Question: My tween has recently become quite egocentric. Is this a problem?

Answer: In most cases, no. Egocentrism is not only a normal part of development, it's necessary.

All tweens and teens naturally experience some degree of adolescent egocentrism as part of their cognitive development. In turn, being egocentric may support their personality development. Egocentric thinking may encourage adolescents to break away from their family and to form unique identities, a process called individuation. This is important because individuation is one of the primary goals - if not THE primary goal - of adolescence.

Egocentric thinking encourages individuation through the two elements of egocentrism: the personal fable and the imaginary audience. The personal fable is an adolescent's belief that he is special and unique. It aids individuation by encouraging the child to think about himself as a separate entity instead of as a member of the family unit. The imaginary audience causes the adolescent to believe that peers are scrutinizing and commenting on his every move. Like the personal fable, this acute self-awareness makes the adolescent focus on himself as a distinct, autonomous being. It also aids individuation by calling attention to social interactions that do not involve the family - even if most of these "interactions" are in the adolescent's mind!

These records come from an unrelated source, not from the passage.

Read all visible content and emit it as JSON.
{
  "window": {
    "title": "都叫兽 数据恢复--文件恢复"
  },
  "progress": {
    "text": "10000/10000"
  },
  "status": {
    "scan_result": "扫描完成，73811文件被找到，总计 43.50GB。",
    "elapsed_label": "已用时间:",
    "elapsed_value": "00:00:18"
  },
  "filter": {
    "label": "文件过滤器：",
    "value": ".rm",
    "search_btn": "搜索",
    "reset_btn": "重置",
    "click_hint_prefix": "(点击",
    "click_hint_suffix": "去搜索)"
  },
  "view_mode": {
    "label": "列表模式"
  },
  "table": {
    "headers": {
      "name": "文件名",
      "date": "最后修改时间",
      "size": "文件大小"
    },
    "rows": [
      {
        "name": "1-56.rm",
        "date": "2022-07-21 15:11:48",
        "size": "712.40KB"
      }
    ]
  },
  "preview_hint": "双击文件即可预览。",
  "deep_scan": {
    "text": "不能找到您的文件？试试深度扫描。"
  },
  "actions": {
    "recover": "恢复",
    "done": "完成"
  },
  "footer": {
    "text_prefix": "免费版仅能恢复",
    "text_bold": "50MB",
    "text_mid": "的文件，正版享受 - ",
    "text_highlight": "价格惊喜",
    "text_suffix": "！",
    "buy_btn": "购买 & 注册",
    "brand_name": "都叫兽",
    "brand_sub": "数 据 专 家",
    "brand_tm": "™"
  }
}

It may not be fun to have an egocentric adolescent in your house. Afterall, who wants to be around someone who thinks he is both extraordinary and being watched? But rest assured that your child's personality will probably be better for it in the long run. That said, do be aware that problem behaviors may arise from egocentric thinking - including substance use, risk taking, eating disorders and vandalism - and be prepared to intervene if necessary.


Vartanian, Lesa Rae. Revisiting the imaginary audience and personal fable constructs of adolescent egocentrism: A conceptual review. Adolescence. (2000). 35(140): 639-661.